Aug. 10, 2020 11:00 am12:00 pm

Michal Moshkovitz

Zoom

Many clustering algorithms lead to cluster assignments that are hard to explain, partially because they depend on all the features of the data in a complicated way. To improve interpretability, we consider using a small decision tree to partition a data set into clusters, so that clusters can be characterized in a straightforward manner. We study this problem from a theoretical viewpoint, measuring cluster quality by the $k$-means and $k$-medians objectives. In terms of negative results, we show that popular top-down decision tree algorithms may lead to clusterings with arbitrarily large cost, and any clustering based on a tree with $k$ leaves must incur an $\Omega(\log k)$ approximation factor compared to the optimal clustering.

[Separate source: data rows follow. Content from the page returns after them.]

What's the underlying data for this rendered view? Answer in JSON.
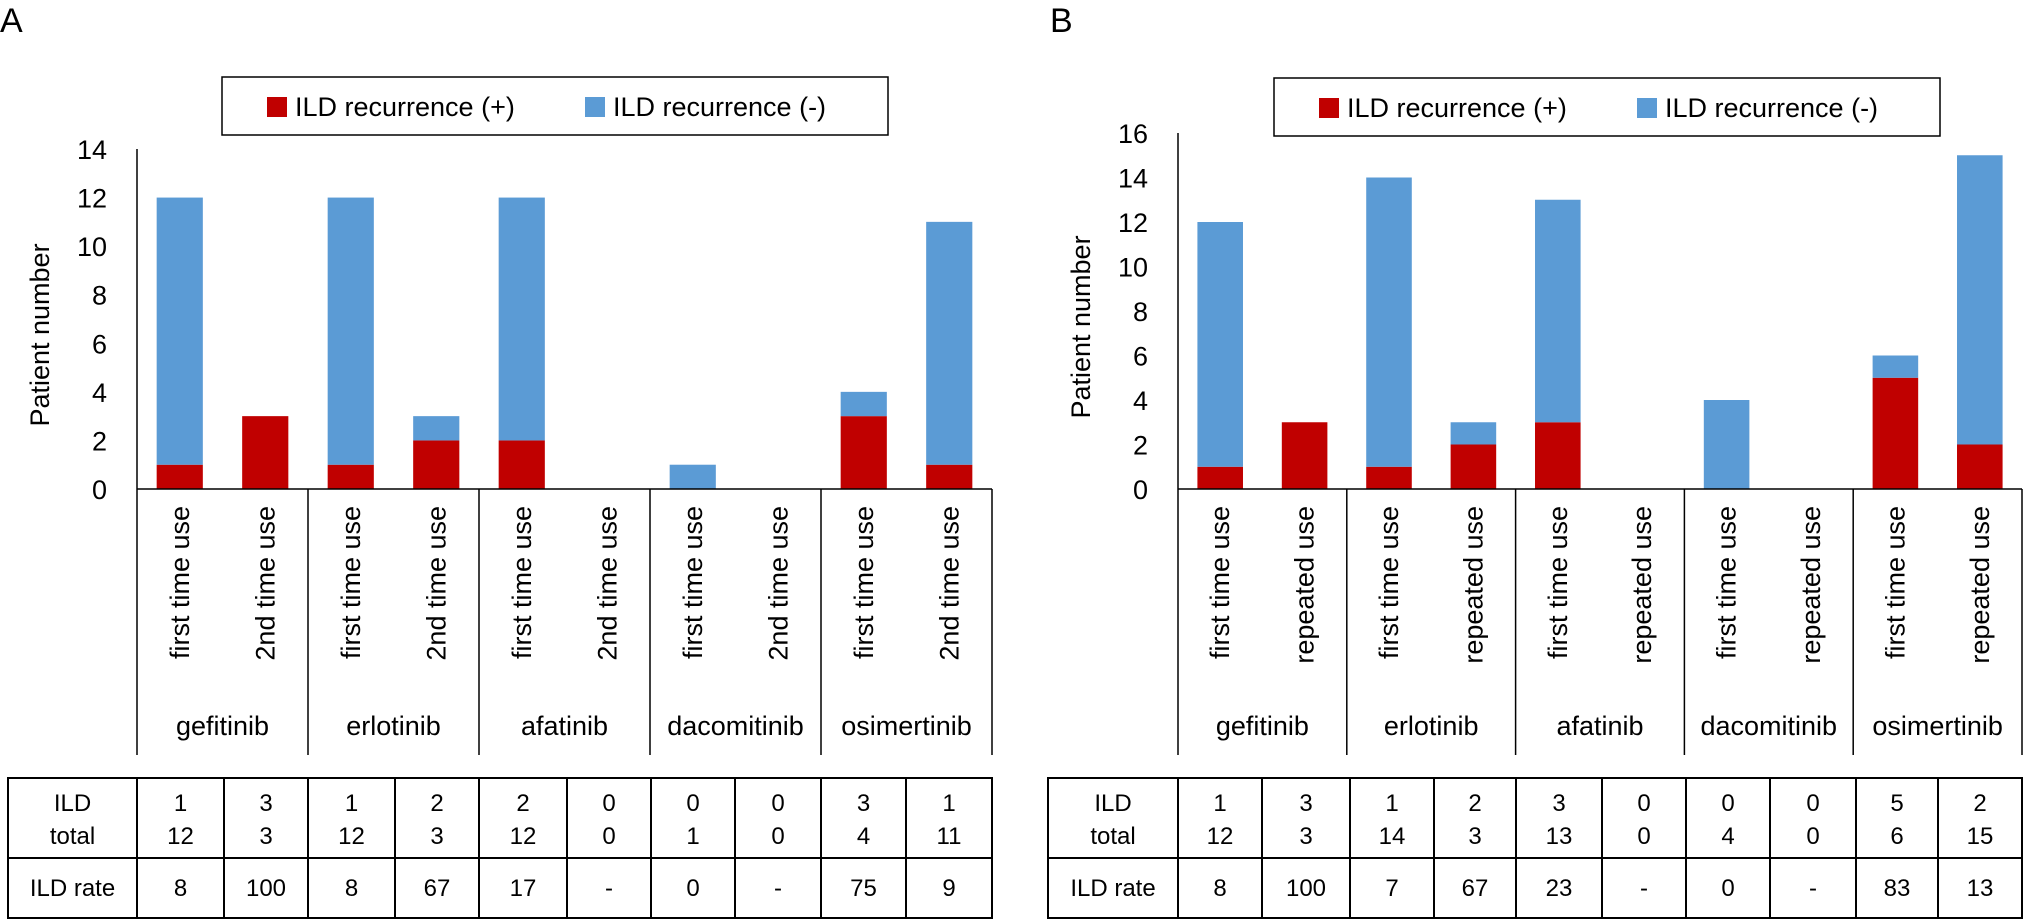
{
  "colors": {
    "positive": "#C00000",
    "negative": "#5B9BD5",
    "axis": "#000000"
  },
  "chart_data": [
    {
      "type": "bar",
      "stacked": true,
      "panel_label": "A",
      "ylabel": "Patient number",
      "ylim": [
        0,
        14
      ],
      "yticks": [
        0,
        2,
        4,
        6,
        8,
        10,
        12,
        14
      ],
      "legend": [
        "ILD recurrence (+)",
        "ILD recurrence (-)"
      ],
      "groups": [
        "gefitinib",
        "erlotinib",
        "afatinib",
        "dacomitinib",
        "osimertinib"
      ],
      "categories": [
        "first time use",
        "2nd time use",
        "first time use",
        "2nd time use",
        "first time use",
        "2nd time use",
        "first time use",
        "2nd time use",
        "first time use",
        "2nd time use"
      ],
      "series": [
        {
          "name": "ILD recurrence (+)",
          "values": [
            1,
            3,
            1,
            2,
            2,
            0,
            0,
            0,
            3,
            1
          ]
        },
        {
          "name": "ILD recurrence (-)",
          "values": [
            11,
            0,
            11,
            1,
            10,
            0,
            1,
            0,
            1,
            10
          ]
        }
      ],
      "table": {
        "row1_label": "ILD",
        "row2_label": "total",
        "rate_label": "ILD rate",
        "ild": [
          "1",
          "3",
          "1",
          "2",
          "2",
          "0",
          "0",
          "0",
          "3",
          "1"
        ],
        "total": [
          "12",
          "3",
          "12",
          "3",
          "12",
          "0",
          "1",
          "0",
          "4",
          "11"
        ],
        "rate": [
          "8",
          "100",
          "8",
          "67",
          "17",
          "-",
          "0",
          "-",
          "75",
          "9"
        ]
      }
    },
    {
      "type": "bar",
      "stacked": true,
      "panel_label": "B",
      "ylabel": "Patient number",
      "ylim": [
        0,
        16
      ],
      "yticks": [
        0,
        2,
        4,
        6,
        8,
        10,
        12,
        14,
        16
      ],
      "legend": [
        "ILD recurrence (+)",
        "ILD recurrence (-)"
      ],
      "groups": [
        "gefitinib",
        "erlotinib",
        "afatinib",
        "dacomitinib",
        "osimertinib"
      ],
      "categories": [
        "first time use",
        "repeated use",
        "first time use",
        "repeated use",
        "first time use",
        "repeated use",
        "first time use",
        "repeated use",
        "first time use",
        "repeated use"
      ],
      "series": [
        {
          "name": "ILD recurrence (+)",
          "values": [
            1,
            3,
            1,
            2,
            3,
            0,
            0,
            0,
            5,
            2
          ]
        },
        {
          "name": "ILD recurrence (-)",
          "values": [
            11,
            0,
            13,
            1,
            10,
            0,
            4,
            0,
            1,
            13
          ]
        }
      ],
      "table": {
        "row1_label": "ILD",
        "row2_label": "total",
        "rate_label": "ILD rate",
        "ild": [
          "1",
          "3",
          "1",
          "2",
          "3",
          "0",
          "0",
          "0",
          "5",
          "2"
        ],
        "total": [
          "12",
          "3",
          "14",
          "3",
          "13",
          "0",
          "4",
          "0",
          "6",
          "15"
        ],
        "rate": [
          "8",
          "100",
          "7",
          "67",
          "23",
          "-",
          "0",
          "-",
          "83",
          "13"
        ]
      }
    }
  ]
}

On the positive side, for two means/medians, we show that a single threshold cut can achieve a constant factor approximation, and we give nearly-matching lower bounds; for general $k \geq 2$, we design an efficient algorithm that leads to an $O(k)$ approximation to the optimal $k$-medians and an $O(k^2)$ approximation to the optimal $k$-means. Prior to our work, no algorithms were known with provable guarantees independent of dimension and input size. This is a joint work with Sanjoy Dasgupta, Nave Frost, and Cyrus Rashtchian.